And, you know, I still think about that reading experience today.
Books are about empathy
Books are entirely about empathy. They are a way of diving into someone else’s mind and heart, whether it’s the mind and heart of the author or the mind and heart of the characters or both. And I think that the more you experience the world through someone else’s perspective, the more you see that there are, you know, these beautiful diverse perspectives in our world and that they inform us and they enlighten and us and they educate us.
And I think that the more we read and the more widely we read, the more diverse authors we read, the more we understand the world. And to me that’s a really powerful aspect of literature that it can create empathy in us in a way that’s really safe where we’re not always able to go out in the world and meet people who are having wildly different experiences than we are, especially if those experiences have to do with racism or sexism or homophobia or transphobia or ableism. Right?
Like we don’t necessarily want to experience those things in real life or want our children to experience those things in real life. But they’re so much a part of our world and so much the underpinning of so many structures in our society that reading about them and understanding them and seeing them on page is a safe way to experience some of the scary and dangerous and difficult things about the world around us.
I'm often speaking in schools that are in wealthy communities that can afford to bring authors, so there’s a limitation to the audience that I'm able to present to regularly.
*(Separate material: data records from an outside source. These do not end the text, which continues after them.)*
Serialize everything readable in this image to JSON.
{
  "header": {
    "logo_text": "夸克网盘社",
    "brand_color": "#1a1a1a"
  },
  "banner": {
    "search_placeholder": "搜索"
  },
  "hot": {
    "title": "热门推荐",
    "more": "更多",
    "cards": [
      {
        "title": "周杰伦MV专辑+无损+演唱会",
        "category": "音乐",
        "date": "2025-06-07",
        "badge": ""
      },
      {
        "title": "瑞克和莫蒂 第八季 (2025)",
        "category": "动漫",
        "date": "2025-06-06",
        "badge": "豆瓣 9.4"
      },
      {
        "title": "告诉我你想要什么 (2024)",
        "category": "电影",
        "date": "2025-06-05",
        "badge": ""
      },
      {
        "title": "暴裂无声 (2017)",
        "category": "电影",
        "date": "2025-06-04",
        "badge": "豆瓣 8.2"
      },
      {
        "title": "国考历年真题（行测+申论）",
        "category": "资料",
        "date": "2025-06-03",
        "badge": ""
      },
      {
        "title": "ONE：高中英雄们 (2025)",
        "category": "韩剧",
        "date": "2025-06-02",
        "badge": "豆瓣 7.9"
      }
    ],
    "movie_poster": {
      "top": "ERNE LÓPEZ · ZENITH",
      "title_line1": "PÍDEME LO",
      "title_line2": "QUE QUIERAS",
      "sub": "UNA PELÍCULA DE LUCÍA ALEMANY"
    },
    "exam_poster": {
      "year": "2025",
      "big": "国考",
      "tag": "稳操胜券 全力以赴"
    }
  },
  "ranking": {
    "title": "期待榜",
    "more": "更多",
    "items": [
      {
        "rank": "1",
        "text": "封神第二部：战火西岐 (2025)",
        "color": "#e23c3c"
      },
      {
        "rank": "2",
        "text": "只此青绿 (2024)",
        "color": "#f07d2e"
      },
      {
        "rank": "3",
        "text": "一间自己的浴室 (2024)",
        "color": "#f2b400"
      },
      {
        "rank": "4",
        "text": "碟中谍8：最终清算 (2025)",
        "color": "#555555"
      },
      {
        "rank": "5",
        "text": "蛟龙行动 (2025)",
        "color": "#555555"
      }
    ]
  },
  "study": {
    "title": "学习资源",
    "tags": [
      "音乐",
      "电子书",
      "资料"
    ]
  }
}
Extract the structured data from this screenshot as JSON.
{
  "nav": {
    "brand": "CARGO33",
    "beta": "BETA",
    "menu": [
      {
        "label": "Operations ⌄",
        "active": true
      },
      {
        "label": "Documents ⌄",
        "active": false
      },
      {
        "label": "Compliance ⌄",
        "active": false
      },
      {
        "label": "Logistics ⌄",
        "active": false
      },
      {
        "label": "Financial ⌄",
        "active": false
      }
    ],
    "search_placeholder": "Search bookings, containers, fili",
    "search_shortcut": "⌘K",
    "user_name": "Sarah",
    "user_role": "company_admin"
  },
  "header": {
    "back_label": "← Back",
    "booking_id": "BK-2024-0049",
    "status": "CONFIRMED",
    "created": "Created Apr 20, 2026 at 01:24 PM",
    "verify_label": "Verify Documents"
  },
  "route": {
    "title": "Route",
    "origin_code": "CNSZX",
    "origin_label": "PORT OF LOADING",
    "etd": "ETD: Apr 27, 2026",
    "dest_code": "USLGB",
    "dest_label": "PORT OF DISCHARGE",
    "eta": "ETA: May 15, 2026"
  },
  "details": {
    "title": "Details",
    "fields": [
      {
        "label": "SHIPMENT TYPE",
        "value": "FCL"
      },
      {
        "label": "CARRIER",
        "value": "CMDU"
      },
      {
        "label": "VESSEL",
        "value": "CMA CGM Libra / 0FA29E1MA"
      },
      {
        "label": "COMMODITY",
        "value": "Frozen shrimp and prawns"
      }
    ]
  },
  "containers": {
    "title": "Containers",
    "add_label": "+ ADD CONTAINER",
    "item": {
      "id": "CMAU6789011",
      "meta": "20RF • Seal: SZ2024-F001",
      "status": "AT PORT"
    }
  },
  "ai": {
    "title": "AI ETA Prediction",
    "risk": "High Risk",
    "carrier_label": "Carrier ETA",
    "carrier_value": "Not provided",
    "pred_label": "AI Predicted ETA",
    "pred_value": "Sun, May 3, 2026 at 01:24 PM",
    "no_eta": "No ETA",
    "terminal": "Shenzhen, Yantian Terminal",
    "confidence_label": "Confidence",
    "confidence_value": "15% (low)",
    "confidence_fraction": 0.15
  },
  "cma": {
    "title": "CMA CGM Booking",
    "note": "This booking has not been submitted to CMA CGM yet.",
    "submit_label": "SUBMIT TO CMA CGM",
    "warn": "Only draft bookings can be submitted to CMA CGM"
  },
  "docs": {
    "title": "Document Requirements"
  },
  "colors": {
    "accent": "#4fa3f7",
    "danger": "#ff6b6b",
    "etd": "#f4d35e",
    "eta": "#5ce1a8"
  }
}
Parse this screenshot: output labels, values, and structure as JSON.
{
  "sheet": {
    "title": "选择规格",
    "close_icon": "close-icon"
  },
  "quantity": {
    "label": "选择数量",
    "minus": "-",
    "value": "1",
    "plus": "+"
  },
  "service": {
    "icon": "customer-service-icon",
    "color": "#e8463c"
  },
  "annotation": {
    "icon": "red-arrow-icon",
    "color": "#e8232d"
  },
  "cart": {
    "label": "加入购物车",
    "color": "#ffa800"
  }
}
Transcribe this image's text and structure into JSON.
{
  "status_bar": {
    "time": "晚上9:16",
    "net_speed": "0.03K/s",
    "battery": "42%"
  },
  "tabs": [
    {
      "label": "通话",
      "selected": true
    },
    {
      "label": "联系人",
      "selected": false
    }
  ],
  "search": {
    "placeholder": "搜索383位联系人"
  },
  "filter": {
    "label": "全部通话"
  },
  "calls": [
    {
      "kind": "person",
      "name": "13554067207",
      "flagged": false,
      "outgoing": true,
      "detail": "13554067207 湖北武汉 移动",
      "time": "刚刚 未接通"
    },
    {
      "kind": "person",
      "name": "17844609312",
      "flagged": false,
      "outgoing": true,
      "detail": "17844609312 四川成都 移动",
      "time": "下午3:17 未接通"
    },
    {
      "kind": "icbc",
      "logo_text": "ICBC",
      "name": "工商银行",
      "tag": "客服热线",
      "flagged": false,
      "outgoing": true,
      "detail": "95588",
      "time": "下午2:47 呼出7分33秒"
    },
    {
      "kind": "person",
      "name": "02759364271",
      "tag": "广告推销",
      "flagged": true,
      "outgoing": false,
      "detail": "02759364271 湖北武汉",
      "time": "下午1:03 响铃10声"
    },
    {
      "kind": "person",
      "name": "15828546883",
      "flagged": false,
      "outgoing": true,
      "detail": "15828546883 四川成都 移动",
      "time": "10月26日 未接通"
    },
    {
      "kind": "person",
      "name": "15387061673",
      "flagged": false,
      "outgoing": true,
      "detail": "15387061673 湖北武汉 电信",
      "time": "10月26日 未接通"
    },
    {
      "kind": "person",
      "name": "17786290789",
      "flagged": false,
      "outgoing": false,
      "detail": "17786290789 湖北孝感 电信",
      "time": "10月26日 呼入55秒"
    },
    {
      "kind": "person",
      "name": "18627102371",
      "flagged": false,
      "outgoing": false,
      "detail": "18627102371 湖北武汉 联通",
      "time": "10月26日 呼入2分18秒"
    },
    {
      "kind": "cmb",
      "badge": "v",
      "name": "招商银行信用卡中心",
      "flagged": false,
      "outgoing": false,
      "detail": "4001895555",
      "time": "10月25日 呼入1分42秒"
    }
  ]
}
I don’t get to present to, you know, schools in low-income communities as often as I would like to or schools in Black communities as often as I would like to.
So I'm often speaking to an audience that is very different from the characters in my books. And so, you know, they often are experiencing the things that I write about, like contemporary struggles around civil rights, contemporary struggles around police brutality and social justice and equality and things like that feel like something they study in history class in relation to the Civil Rights movement not something that’s part of their world right now.
And so I find that young people respond in a lot of different ways to the work. They are excited about the story. I often am hearing questions about my characters much more often than I'm hearing questions about how we change the world at large. Right? The power of fiction is that you’re drawn into who these people are, you’re drawn into their experience. You’re drawn into the world that they operate in.
So in something like How it Went Down where there’s all these different perspectives, you know, it’s a way of seeing the world through all of these different eyes. And there are a lot of readers who find that really exciting. But, you know, for me as the author it’s just as exciting to hear them rush up and say, well, what happens to so and so after the book is over, you know, that they care about the characters and they’re excited about the story.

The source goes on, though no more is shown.